Wiele kobiet ma problem z zajsciem w ciaze. Moja kuzynka 3 razy poronila i teraz jest 4 raz w ciazy musiala zrezygnowac z pracy aby utrzymac ja do konca. Zycie nas zaskakuje i tak kobietki, ktore nie chca zachodza, a kobietki, ktore pragna maluszka nie moga zajsc w ciaze.

Odpowiedz
Eire 2009-12-28 o godz. 09:51
0

Daguś tak to jest spory problem nawet u nas na forum wydaje mi sie,że poronień jest więcej niż np rok temu albo wiecej osob o tym pisze. Ale mi wydaje się,że tu decydować może nie tyle wiek co zanieczyszczenie środowiska, stres no i pamiętajmy,że wszyscy jesteśmy po Czarnobylu i nie można tego bagatelizować. Ostatnio chyba we Wprost była informacja o tym,że w krwi Polaków jest najwieksze stężenie szkodliwych substancji w krwi w całej Europie. Niestety ochrona środowiska w Polsce nadal raczkuje no ale to temat na zupełnie inny wątek

Odpowiedz
Gość 2009-12-28 o godz. 09:38
0

Eire - masz rację, tylko jak spojrzę dookoła to zaczyna mnie to przerażać. Tyle kobiet ma problemy z zajściem w ciążę lub jej utrzymaniem :( !!! W szpitalu gdy poroniłam byłam 26 kobietą (w tym tygodniu) która miała czyszczenie macicy :o !!! W tym dniu bylo nas 5 kobiet, z czego jedna w 6 miesiącu ciąży !!!!Koszmar!!!!Nie zdawałam sobie sprawy z ogromu tego problemu!!!!
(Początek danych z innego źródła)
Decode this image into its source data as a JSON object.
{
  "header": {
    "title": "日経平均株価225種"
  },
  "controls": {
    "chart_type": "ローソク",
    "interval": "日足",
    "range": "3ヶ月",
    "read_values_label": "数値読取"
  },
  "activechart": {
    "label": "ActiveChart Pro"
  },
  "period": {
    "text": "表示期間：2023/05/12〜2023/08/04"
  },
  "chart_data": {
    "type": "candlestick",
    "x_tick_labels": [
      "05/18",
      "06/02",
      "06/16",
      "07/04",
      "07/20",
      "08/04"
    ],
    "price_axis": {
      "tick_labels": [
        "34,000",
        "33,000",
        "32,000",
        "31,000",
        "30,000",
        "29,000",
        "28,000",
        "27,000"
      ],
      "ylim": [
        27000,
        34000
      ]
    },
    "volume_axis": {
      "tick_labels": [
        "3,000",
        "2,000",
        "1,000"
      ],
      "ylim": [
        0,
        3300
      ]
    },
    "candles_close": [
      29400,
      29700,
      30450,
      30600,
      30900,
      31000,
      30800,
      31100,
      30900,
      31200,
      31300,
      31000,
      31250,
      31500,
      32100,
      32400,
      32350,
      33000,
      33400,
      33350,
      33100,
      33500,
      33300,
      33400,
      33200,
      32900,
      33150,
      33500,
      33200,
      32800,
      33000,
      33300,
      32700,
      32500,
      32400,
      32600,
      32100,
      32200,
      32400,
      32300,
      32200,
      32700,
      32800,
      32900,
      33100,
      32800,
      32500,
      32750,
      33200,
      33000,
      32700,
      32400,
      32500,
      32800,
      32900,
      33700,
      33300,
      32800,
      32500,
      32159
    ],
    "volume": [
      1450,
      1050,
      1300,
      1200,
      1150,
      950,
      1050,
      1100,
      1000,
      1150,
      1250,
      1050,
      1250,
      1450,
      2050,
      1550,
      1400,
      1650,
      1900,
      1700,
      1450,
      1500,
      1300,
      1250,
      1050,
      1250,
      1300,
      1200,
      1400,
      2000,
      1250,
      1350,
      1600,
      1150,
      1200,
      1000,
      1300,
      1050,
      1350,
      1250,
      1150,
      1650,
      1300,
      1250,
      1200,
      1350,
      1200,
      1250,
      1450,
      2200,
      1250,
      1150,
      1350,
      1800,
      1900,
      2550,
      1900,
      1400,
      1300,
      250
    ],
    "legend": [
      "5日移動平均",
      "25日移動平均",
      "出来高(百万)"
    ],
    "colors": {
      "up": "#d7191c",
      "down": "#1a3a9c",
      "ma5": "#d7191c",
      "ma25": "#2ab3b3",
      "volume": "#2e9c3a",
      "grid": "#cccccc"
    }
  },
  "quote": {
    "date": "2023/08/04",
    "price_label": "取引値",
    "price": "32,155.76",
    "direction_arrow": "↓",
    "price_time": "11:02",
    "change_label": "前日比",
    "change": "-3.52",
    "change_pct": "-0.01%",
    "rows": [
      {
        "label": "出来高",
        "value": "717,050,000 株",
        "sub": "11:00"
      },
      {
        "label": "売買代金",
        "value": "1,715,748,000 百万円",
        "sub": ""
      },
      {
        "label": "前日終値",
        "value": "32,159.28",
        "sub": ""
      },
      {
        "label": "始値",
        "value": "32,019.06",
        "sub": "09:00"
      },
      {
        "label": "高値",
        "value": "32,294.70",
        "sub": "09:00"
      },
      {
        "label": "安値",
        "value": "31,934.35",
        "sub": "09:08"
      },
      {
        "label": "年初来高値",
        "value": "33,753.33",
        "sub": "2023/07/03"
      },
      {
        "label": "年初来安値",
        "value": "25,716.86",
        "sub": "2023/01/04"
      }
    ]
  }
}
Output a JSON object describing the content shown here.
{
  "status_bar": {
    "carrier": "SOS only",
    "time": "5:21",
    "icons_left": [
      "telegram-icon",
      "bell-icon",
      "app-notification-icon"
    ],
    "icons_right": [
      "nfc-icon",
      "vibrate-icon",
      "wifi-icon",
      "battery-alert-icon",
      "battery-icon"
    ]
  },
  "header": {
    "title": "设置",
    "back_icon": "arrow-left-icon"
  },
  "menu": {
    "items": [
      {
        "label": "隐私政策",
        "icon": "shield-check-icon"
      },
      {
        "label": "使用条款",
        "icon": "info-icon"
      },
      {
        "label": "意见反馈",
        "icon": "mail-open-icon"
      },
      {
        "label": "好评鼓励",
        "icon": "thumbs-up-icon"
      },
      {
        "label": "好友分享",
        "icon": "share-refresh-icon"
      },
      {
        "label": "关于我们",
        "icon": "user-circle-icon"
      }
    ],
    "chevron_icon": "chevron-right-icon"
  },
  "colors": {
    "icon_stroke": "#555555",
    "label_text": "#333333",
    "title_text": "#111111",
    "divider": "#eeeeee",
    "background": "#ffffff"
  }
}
---------------------------------------
Miłoszek ur. 1 czerwca 2004
Aniołek listopad 2005

Odpowiedz
sensikue 2009-12-28 o godz. 07:19
0

dziewczyny rozumiem was , ale przynajmniej jesli chodzi to nieplanuej zajsc teraz w ciazu tylko wtedy kiedy zdam mature dostane sie na studia a dziecko urodze w wieku 20 lat wsyztsko est dokaldnie przemyslane zaplanowane , i tez nie zdecydowlaabym sie na dziecko nie majac pewnosci czy bedziemy mieszkac wszyscy w trojke razem i czy bedziemy meic za co je utzrymac a juz napewno nie zaszlabym w ciaze z mysla ze jakos to bedzie :) naprawde to jest dokaldnie przemyslana decyjza rozwazone wszytskie za i przeciw i dlatego etz chcmy zarobic na wakacjach mzoe wyjazd gdzies albo cos zobaczymy :)

Odpowiedz
babinka 2009-12-28 o godz. 05:15
0

a poza tym nie wiem czy wiesz ale na tym forum gwiazka przy nicku oznacza,że ma się jedno dziecko...
:o
Nie miałam pojęcia

Odpowiedz
Reklama
Eire 2009-12-28 o godz. 05:13
0

Kalolcia myślę,że to super,że Twój partner ma dobrą pracę ale ja mówiać szczerze nie zdecydowałabym się na dziecko z facetem, z którym nie mieszkam. niestety mimo wszystko jest różnica między spotykaniem sie codziennie a mieszkaniem razem i wcyhowaniem dziecka. wiec może najpierw zamieszkajcie razem i potem podejmijcie decyzję. a poza tym nie wiem czy wiesz ale na tym forum gwiazka przy nicku oznacza,że ma się jedno dziecko...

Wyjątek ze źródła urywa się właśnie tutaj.